AI Engine-PL Interface Performance - 2022.2 English

AI Engine Kernel and Graph Programming Guide (UG1079)

Document ID
UG1079
Release Date
2022-10-19
Version
2022.2 English

Versal AI Core series devices include an AI Engine array with the following column categories.

PL column
provides PL stream access. Each column supports eight 64-bit slave channels for streaming data into the AI Engine and six 64-bit master channels for streaming data to the PL.
NoC column
provides connectivity between the AI Engine array and the NoC. These interfaces can also connect to the PL.

To instruct the AI Engine compiler to select higher frequency interfaces, use the --pl-freq=<number> to specify the clock frequency (in MHz) for the PL kernels. The default value is one quarter of the AI Engine frequency and the maximum supported value is a half of the AI Engine frequency, the values depending on the speed grade. Following are examples:

  • Option to enable an AI Engine-PL frequency of 300 MHz for all AI Engine-PL interfaces:
    --pl-freq=300
  • To set a different frequency for a specific PLIO interface use the following code to set it in the ADF graph.
    adf::PLIO *<input>= new adf::PLIO(<logical_name>, <plio_width>, <file>, <FreqMHz>);
Note: The following information applies to the AI Engine device architecture documented in Versal ACAP AI Engine Architecture Manual (AM009).

The AI Engine-PL AXI4-Stream channels use boundary logic interface (BLI) connections that include optional BLI registers with the exception of the slave channels 3 and 7. The two slave channels channel 3 and channel 7 are slower interfaces. The performance of the data transfer between the AI Engine and PL depends on whether the optional BLI registers are enabled or not.

For less timing-critical designs, all eight channels can be used without using the BLI registers. PL timing can still be met in this case. However, for higher frequency designs, only the six fast channels (0,1,2,4,5,6) can be used and the timing paths from the PL must be registered, using the BLI registers.

To control the use of BLI registers across the AI Engine-PL channels, use the --pl-register-threshold=<number> compiler option, specified in MHz. The default value is 1/8 of the AI Engine frequency based on speed grade. Following is an example:

  • –pl-register-threshold=125

    The compiler will map any PLIO interface with an AI Engine-PL frequency higher than this setting (125 MHz in this case) to high-speed channels with the BLI registers enabled. If the PLIO interface frequency is not higher than the pl-register-threshold value then any of the AI Engine-PL channels will be used.

In summary, if pl-freq < pl-register-threshold all eight channels can be used unregistered. If pl-freq > pl-register-threshold only the six fast channels can be used, with registering. pl-register-threshold is a way to control the threshold frequency beyond which only fast channels can be used (with registering).
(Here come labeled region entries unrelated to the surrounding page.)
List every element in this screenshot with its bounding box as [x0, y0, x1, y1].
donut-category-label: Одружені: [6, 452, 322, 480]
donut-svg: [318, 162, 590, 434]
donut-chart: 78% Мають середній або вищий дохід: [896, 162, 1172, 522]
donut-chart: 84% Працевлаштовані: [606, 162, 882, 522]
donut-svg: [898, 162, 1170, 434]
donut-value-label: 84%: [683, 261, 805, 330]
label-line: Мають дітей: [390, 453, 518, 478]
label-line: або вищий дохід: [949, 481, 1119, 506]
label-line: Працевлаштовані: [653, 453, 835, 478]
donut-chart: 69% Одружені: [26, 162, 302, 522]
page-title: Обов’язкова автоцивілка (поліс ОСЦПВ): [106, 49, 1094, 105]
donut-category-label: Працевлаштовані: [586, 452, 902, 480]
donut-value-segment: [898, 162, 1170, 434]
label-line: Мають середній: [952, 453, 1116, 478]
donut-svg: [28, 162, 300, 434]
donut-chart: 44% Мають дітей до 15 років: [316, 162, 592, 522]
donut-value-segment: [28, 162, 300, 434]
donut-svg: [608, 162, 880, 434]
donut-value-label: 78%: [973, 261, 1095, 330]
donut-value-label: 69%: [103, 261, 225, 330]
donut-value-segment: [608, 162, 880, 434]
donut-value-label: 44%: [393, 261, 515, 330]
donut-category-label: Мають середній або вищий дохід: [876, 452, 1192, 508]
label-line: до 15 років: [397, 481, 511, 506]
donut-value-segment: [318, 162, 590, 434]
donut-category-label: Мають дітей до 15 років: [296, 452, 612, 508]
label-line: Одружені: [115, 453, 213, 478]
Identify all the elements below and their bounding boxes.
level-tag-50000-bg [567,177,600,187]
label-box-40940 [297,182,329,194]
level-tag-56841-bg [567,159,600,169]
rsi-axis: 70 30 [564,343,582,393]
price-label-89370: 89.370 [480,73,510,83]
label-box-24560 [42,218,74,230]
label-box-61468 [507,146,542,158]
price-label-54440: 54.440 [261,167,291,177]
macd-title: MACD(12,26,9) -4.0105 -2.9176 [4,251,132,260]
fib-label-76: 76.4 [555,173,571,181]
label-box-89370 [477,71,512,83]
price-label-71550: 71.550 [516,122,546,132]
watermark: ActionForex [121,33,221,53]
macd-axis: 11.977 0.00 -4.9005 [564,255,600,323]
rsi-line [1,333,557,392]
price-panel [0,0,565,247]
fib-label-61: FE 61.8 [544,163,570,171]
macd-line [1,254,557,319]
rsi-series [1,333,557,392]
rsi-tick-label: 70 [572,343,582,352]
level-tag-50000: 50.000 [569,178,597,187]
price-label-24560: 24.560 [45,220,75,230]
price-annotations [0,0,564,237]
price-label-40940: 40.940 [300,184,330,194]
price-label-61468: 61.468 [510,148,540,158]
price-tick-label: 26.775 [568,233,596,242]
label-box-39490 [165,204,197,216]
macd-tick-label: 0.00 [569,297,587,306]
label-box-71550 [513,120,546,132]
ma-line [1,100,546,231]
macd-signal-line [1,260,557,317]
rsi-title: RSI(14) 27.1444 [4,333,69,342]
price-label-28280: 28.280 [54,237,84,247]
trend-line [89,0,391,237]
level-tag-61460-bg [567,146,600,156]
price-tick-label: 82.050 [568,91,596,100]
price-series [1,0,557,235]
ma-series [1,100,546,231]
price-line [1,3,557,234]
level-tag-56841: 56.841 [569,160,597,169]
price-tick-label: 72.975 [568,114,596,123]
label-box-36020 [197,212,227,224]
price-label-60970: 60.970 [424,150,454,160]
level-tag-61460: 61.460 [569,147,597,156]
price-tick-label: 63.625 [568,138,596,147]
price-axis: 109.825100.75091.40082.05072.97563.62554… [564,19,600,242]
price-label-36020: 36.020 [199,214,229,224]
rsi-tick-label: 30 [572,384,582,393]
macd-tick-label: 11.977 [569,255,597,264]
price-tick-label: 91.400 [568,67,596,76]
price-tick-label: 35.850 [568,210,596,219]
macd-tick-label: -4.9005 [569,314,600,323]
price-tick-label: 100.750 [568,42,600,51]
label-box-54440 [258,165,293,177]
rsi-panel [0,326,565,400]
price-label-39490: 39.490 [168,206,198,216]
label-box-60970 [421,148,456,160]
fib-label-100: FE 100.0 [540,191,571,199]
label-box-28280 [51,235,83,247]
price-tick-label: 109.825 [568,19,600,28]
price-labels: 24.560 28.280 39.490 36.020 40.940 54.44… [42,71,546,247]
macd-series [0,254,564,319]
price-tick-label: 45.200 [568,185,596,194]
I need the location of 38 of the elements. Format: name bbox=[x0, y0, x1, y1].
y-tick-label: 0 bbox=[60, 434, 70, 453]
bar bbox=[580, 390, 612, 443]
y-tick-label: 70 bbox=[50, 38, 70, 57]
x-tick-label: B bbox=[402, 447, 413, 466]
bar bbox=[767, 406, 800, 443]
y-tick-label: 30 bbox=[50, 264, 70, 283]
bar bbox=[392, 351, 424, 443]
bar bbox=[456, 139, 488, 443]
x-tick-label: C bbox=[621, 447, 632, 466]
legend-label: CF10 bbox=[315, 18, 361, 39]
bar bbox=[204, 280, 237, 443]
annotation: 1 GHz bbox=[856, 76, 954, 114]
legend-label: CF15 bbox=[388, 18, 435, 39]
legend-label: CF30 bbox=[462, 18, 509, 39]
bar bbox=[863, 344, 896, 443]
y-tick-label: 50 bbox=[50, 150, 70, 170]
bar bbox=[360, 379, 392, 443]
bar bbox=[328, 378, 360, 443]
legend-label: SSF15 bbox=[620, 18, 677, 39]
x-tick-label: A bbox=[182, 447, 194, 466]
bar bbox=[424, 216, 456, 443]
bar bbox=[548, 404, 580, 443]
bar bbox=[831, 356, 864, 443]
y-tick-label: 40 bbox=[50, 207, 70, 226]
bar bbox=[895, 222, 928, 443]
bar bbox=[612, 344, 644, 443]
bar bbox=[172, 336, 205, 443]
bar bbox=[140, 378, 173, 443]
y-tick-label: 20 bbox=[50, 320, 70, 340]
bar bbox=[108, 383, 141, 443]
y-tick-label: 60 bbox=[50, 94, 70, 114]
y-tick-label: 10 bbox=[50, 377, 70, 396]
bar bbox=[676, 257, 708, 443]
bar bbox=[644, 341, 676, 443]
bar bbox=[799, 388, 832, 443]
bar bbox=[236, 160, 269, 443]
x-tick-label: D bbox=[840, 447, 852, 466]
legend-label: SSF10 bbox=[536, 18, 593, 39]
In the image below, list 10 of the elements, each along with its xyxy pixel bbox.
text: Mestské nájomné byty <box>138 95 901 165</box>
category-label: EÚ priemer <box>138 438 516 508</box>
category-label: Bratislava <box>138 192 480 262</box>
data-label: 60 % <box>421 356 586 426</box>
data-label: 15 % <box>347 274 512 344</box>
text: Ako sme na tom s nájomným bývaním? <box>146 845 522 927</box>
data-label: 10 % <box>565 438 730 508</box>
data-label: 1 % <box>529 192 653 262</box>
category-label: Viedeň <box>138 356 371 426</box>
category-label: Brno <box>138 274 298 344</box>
Note: TLAST is required for a 64-bit stream between the AI Engine and PL if single 32-bit words are sent: AI Engine to PL 32-bit stream interfaces are automatically internally up-sized to 64-bit interfaces by the AI Engine compiler. When sending 32-bit stream data (to or from the PL from the AI Engine), single 32-bit words without TLAST are held in the interface until a second 32-bit word arrives to complete a 64-bit up-sizing. The workaround is to send TLAST after the 32-bit stream is sent.